Blackwell was explaining the mainstream media's zeal for "defin[ing] Mr. Sessions as a caricature, stepping straight out of the segregated south." However, his explanation is equally true of Senate Democrats and their allies on the Left.

It is telling that, despite Jeff Sessions's three decades of public service since his unsuccessful judicial nomination, Democrats' racist caricature of him is still drawn from the dubious allegations left over from their 1986 takedown. As Sessions spokeswoman Sarah Isgur Flores noted:

These false portrayals of Sen. Sessions will fail as tired, recycled, hyperbolic charges that have been thoroughly rebuked and discredited.

Those charges have long since been rejected by the people who know him best, Alabama's voters. Sessions's sky-high popularity among Alabamians -- including the 30-plus percent who are minorities -- made him the only senator to run unopposed in 2014.

Though baseless, the charges against Sessions give us insight into how the race-baiting game has been played by Democrats and their accomplices for more than thirty years. They start with the assumption that a white, male Republican from the South is a bigot. Then they go back as many years as necessary to cherry pick a few pieces of "evidence" that, if cleverly distorted, support their assumption.

The distortions follow a familiar pattern. A typical technique is to turn a molehill into a mountain by taking things out of context. In the hands of Senate Democrats, a facetious remark by Jeff Sessions about the Ku Klux Klan became evidence that he approves of the Klan. Likewise, during John Ashcroft's confirmation, his receipt of an honorary degree from Bob Jones University was taken as evidence that he supported all of the school's policies, including a ban on interracial dating of which he was unaware.

Another typical race-baiting technique is to turn disagreements about policy into evidence of bigotry. More than thirty years ago, Sessions was heard criticizing some of the policies of the National Association for the Advancement of Colored People in the 1980s. Senate Democrats concluded that, therefore, he dislikes black people. As a senator, Ashcroft was critical of racial preferences in federal contracting. He must be a racist, Democrats reasoned.

This sordid game frequently also involves the invention of racist motives for decisions that are more naturally explained otherwise. As a U.S. attorney, Sessions investigated a complaint by black officials and voters that rival black politicians had committed vote fraud. After finding that numerous absentee ballots had been altered without the voters' permission, Sessions brought indictments. The real motive for the investigation was to intimidate Alabama's black voters, Democrat senators and their allies contend.

Similarly, Democrats latched onto Sen. Ashcroft's opposition to confirming Missouri Supreme Court Justice Ronnie White to the federal bench. Ashcroft explicitly based his opposition on his belief that White was soft on crime and anti-death penalty. Nonetheless, Senate Democrats divined that Ashcroft opposed the nominee because he is black.
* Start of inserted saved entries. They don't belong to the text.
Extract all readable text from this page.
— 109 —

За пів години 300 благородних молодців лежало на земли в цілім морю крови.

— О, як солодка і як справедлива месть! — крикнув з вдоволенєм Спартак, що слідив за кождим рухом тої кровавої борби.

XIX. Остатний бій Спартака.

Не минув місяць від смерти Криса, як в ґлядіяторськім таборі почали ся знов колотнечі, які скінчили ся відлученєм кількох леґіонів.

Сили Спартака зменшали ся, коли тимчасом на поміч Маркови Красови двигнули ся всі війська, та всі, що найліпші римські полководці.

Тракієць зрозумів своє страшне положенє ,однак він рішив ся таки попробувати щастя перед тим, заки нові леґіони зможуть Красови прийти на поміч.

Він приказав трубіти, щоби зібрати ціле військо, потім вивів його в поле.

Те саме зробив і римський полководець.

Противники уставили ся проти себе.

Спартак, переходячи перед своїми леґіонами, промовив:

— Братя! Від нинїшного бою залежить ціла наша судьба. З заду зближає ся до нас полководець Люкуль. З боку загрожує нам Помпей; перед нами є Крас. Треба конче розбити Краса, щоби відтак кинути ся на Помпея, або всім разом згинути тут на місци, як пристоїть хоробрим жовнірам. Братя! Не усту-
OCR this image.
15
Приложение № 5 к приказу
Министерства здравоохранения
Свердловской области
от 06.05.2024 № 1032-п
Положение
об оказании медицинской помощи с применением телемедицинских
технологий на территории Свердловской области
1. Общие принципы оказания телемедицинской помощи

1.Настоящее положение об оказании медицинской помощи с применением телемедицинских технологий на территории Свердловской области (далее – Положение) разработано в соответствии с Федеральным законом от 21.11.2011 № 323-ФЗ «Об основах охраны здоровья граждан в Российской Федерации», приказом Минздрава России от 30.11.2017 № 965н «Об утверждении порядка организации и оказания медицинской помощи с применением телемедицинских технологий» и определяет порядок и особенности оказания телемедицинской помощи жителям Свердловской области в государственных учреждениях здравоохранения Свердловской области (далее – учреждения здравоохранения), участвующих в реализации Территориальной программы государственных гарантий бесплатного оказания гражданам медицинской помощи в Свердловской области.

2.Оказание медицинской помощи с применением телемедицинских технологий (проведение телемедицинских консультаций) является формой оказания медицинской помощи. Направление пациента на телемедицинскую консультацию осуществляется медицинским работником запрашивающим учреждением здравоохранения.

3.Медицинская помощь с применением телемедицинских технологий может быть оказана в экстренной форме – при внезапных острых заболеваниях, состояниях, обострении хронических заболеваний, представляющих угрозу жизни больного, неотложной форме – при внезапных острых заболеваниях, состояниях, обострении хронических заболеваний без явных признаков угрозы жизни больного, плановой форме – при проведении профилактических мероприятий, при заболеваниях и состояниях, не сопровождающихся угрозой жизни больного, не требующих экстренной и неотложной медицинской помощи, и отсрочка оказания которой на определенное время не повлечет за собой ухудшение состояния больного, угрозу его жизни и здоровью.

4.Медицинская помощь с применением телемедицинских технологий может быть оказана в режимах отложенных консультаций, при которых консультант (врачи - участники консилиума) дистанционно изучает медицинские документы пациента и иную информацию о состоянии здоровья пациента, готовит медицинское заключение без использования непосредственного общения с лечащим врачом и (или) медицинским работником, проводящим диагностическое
That Democrats are still playing this game in 2017 confirms Blackwell's observation that Sessions's critics "have learned nothing from the presidential campaign."

During the campaign, the opponents of Donald Trump focused on exploiting every opportunity to portray him as a bigot. This one-dimensional, overwrought, tired, and ultimately unsuccessful line of attack is very similar to the strategy now being employed by the opponents of Sessions's confirmation.

At a time when 73% of American voters believe that politicians raise racial issues only to get elected, this strategy is virtually certain to fail.